That’s why Jeff Fahey is given five minutes of work. As Ragsdale and company knew they had to raise the stakes somehow, they found a way to bring in an expendable outsider to serve as buffer while keeping the tourists alive. Is it enough to compensate for how stagnant the rest is? No. All his inclusion does is distract us for a few minutes until the moment to sprinkle in another nightmarish vision for Grace arrives. Despite becoming redundant fast, those brief journeys into the “woods” did pique my interest. Ragsdale allows himself to be creative with light, color, and sound as Grace becomes severed between reality and imagination. (Or is it present and past?) Sadly, the payoff still remains out of reach.
Grace screams.
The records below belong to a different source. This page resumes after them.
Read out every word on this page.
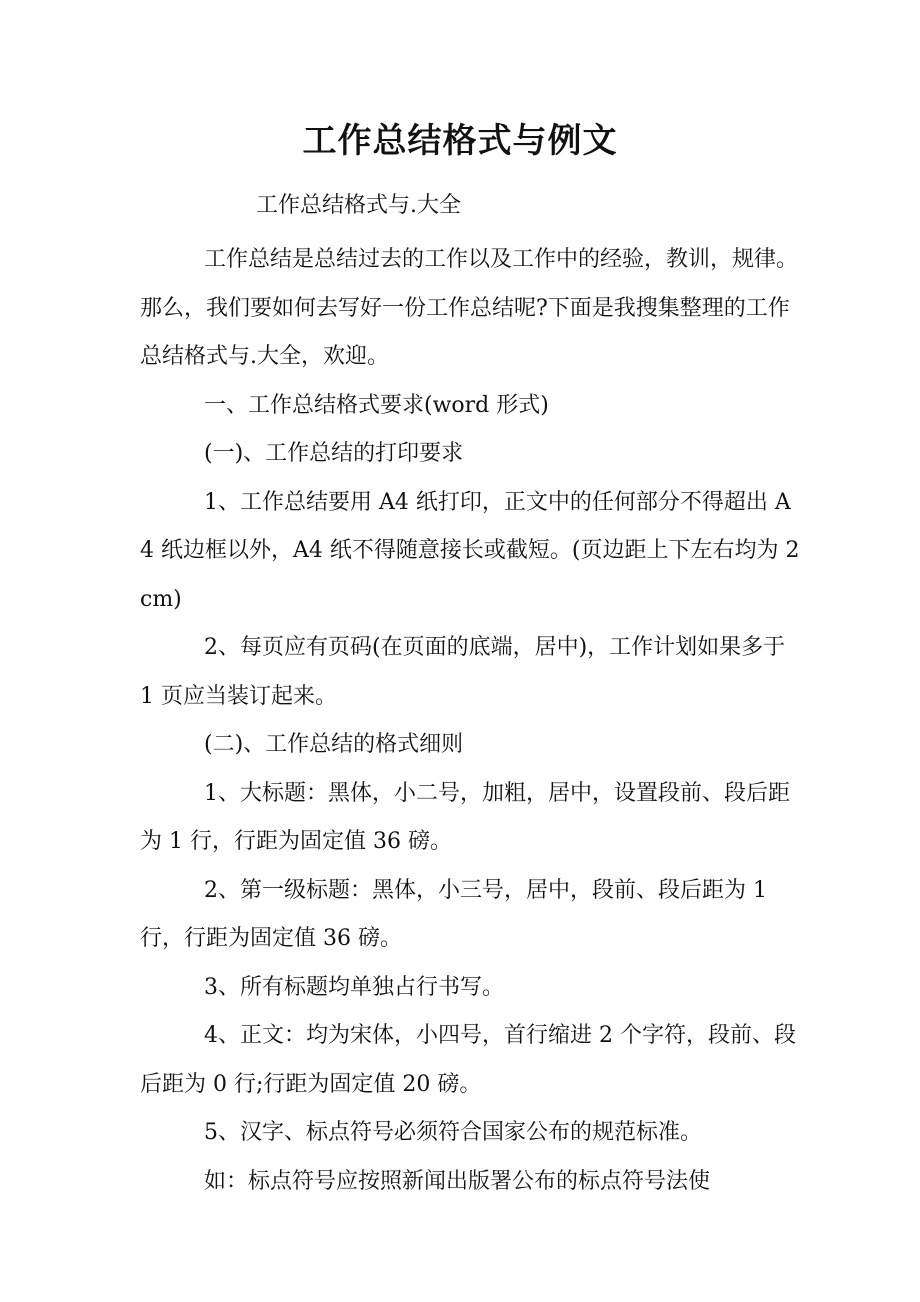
工作总结格式与例文

工作总结格式与.大全

工作总结是总结过去的工作以及工作中的经验，教训，规律。那么，我们要如何去写好一份工作总结呢?下面是我搜集整理的工作总结格式与.大全，欢迎。

一、工作总结格式要求(word 形式)

(一)、工作总结的打印要求

1、工作总结要用 A4 纸打印，正文中的任何部分不得超出 A4 纸边框以外，A4 纸不得随意接长或截短。(页边距上下左右均为 2cm)

2、每页应有页码(在页面的底端，居中)，工作计划如果多于 1 页应当装订起来。

(二)、工作总结的格式细则

1、大标题：黑体，小二号，加粗，居中，设置段前、段后距为 1 行，行距为固定值 36 磅。

2、第一级标题：黑体，小三号，居中，段前、段后距为 1 行，行距为固定值 36 磅。

3、所有标题均单独占行书写。

4、正文：均为宋体，小四号，首行缩进 2 个字符，段前、段后距为 0 行;行距为固定值 20 磅。

5、汉字、标点符号必须符合国家公布的规范标准。

如：标点符号应按照新闻出版署公布的标点符号法使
Jack provokes. The Master raises her hand to point. And the camera moves from one to the other and back again until someone finally decides to end the foreplay. But rather than reach a climax we get a monologue. I almost typed that it “fills in the blanks,” but what it really does is give us everything contextual that we needed 90 minutes prior. Treating it like some big reveal doesn’t excuse the fact that it’s not. This is especially true when you’ve been waiting so long that you don’t even really care why everything is happening. You just want an end. I’ll grant that the imagery during this quick repository of information is captivating enough, but the drama is nonexistent. The narrative simply chugs along.
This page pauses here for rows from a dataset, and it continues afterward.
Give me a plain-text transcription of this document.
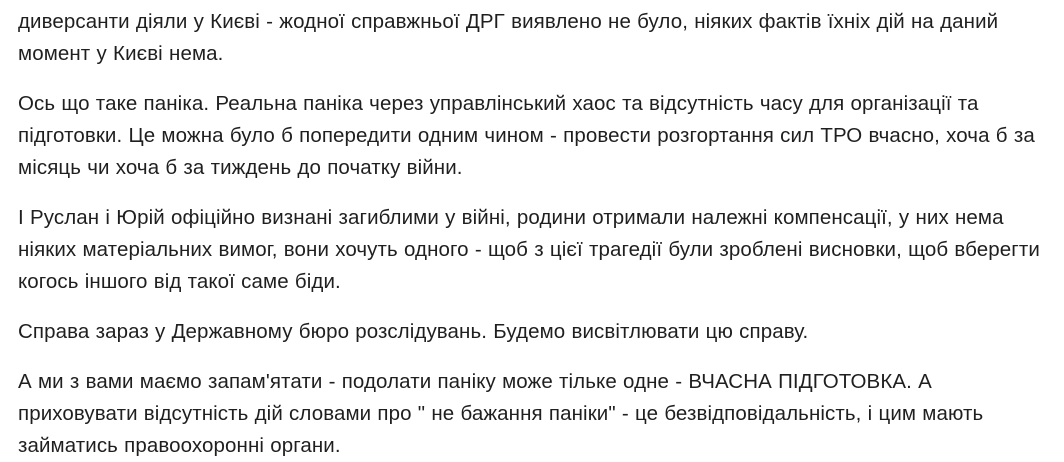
диверсанти діяли у Києві - жодної справжньої ДРГ виявлено не було, ніяких фактів їхніх дій на даний момент у Києві нема.

Ось що таке паніка. Реальна паніка через управлінський хаос та відсутність часу для організації та підготовки. Це можна було б попередити одним чином - провести розгортання сил ТРО вчасно, хоча б за місяць чи хоча б за тиждень до початку війни.

І Руслан і Юрій офіційно визнані загиблими у війні, родини отримали належні компенсації, у них нема ніяких матеріальних вимог, вони хочуть одного - щоб з цієї трагедії були зроблені висновки, щоб вберегти когось іншого від такої саме біди.

Справа зараз у Державному бюро розслідувань. Будемо висвітлювати цю справу.

А ми з вами маємо запам'ятати - подолати паніку може тільке одне - ВЧАСНА ПІДГОТОВКА. А приховувати відсутність дій словами про " не бажання паніки" - це безвідповідальність, і цим мають займатись правоохоронні органи.
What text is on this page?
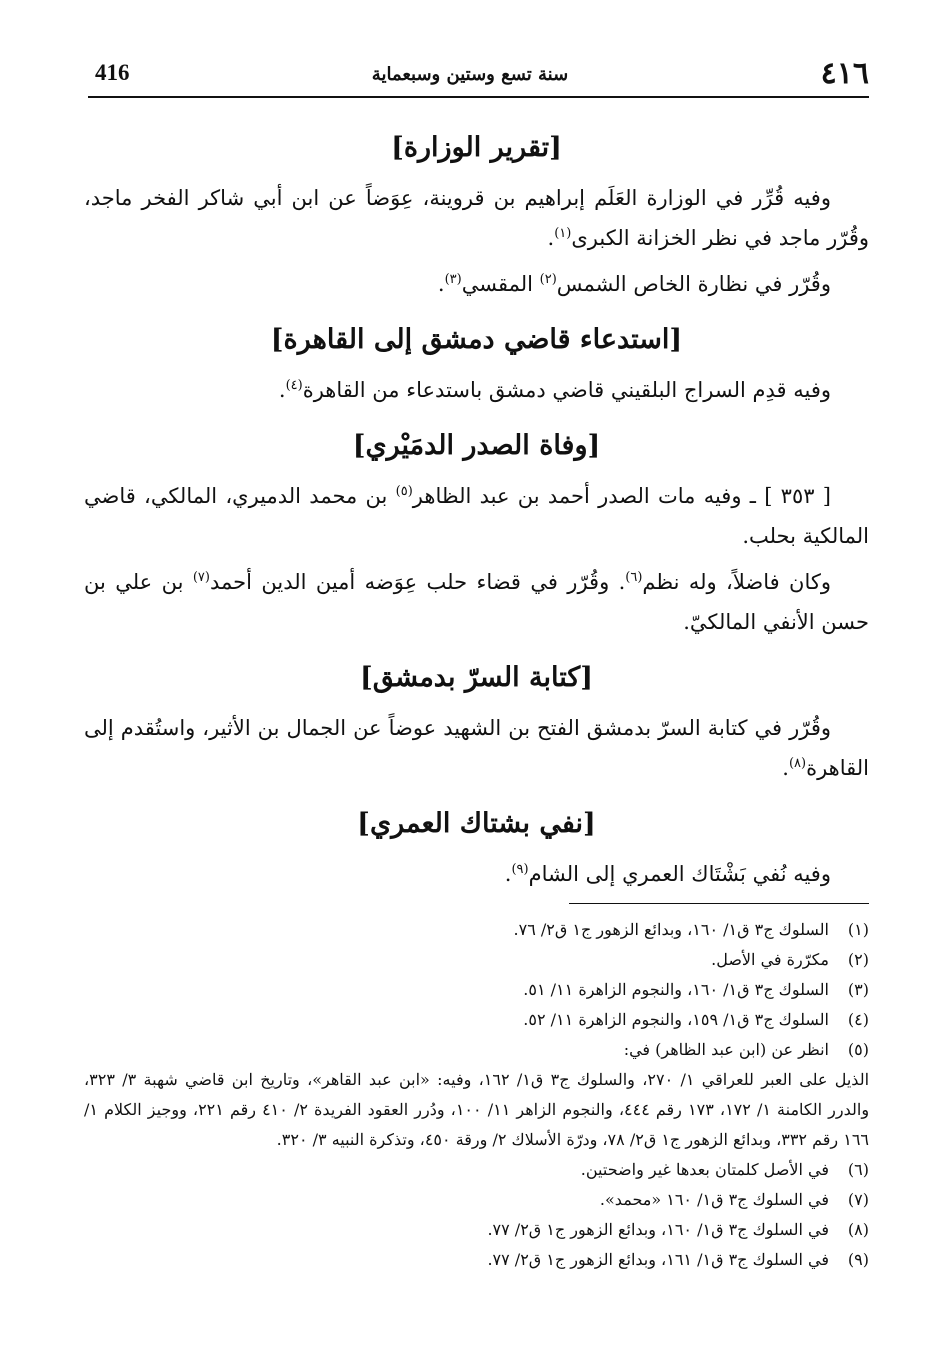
٤١٦
سنة تسع وستين وسبعماية
416
[تقرير الوزارة]

وفيه قُرِّر في الوزارة العَلَم إبراهيم بن قروينة، عِوَضاً عن ابن أبي شاكر الفخر ماجد، وقُرّر ماجد في نظر الخزانة الكبرى$^{(١)}$.

وقُرّر في نظارة الخاص الشمس$^{(٢)}$ المقسي$^{(٣)}$.

[استدعاء قاضي دمشق إلى القاهرة]

وفيه قدِم السراج البلقيني قاضي دمشق باستدعاء من القاهرة$^{(٤)}$.

[وفاة الصدر الدمَيْري]

[ ٣٥٣ ] ـ وفيه مات الصدر أحمد بن عبد الظاهر$^{(٥)}$ بن محمد الدميري، المالكي، قاضي المالكية بحلب.

وكان فاضلاً، وله نظم$^{(٦)}$. وقُرّر في قضاء حلب عِوَضه أمين الدين أحمد$^{(٧)}$ بن علي بن حسن الأنفي المالكيّ.

[كتابة السرّ بدمشق]

وقُرّر في كتابة السرّ بدمشق الفتح بن الشهيد عوضاً عن الجمال بن الأثير، واستُقدم إلى القاهرة$^{(٨)}$.

[نفي بشتاك العمري]

وفيه نُفي بَشْتَاك العمري إلى الشام$^{(٩)}$.

(١)
السلوك ج٣ ق١/ ١٦٠، وبدائع الزهور ج١ ق٢/ ٧٦.
(٢)
مكرّرة في الأصل.
(٣)
السلوك ج٣ ق١/ ١٦٠، والنجوم الزاهرة ١١/ ٥١.
(٤)
السلوك ج٣ ق١/ ١٥٩، والنجوم الزاهرة ١١/ ٥٢.
(٥)
انظر عن (ابن عبد الظاهر) في:
الذيل على العبر للعراقي ١/ ٢٧٠، والسلوك ج٣ ق١/ ١٦٢، وفيه: «ابن عبد القاهر»، وتاريخ ابن قاضي شهبة ٣/ ٣٢٣، والدرر الكامنة ١/ ١٧٢، ١٧٣ رقم ٤٤٤، والنجوم الزاهر ١١/ ١٠٠، ودُرر العقود الفريدة ٢/ ٤١٠ رقم ٢٢١، ووجيز الكلام ١/ ١٦٦ رقم ٣٣٢، وبدائع الزهور ج١ ق٢/ ٧٨، ودرّة الأسلاك ٢/ ورقة ٤٥٠، وتذكرة النبيه ٣/ ٣٢٠.
(٦)
في الأصل كلمتان بعدها غير واضحتين.
(٧)
في السلوك ج٣ ق١/ ١٦٠ «محمد».
(٨)
في السلوك ج٣ ق١/ ١٦٠، وبدائع الزهور ج١ ق٢/ ٧٧.
(٩)
في السلوك ج٣ ق١/ ١٦١، وبدائع الزهور ج١ ق٢/ ٧٧.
It should matter who The Master is and why Grace was brought into her clutches. Yet plot is but an afterthought. It exists to pretend as though what happens wasn’t just an excuse for horror vibes that may or may not be sufficient depending on each audience member. The mythology is thrown at the screen in the eleventh hour as a “Gotcha” but feels more like an “Oops. Almost forgot.” Everyone involved does the best with what they’re given, though, perhaps saving The Long Night from being even more forgettable than it already is. The script does none of them any favors by fearing its own mythology and hiding it in a way that makes it seem like it has none. The trailer conversely doesn’t. Watch it instead.
The Long Night streams exclusively on Shudder starting June 30.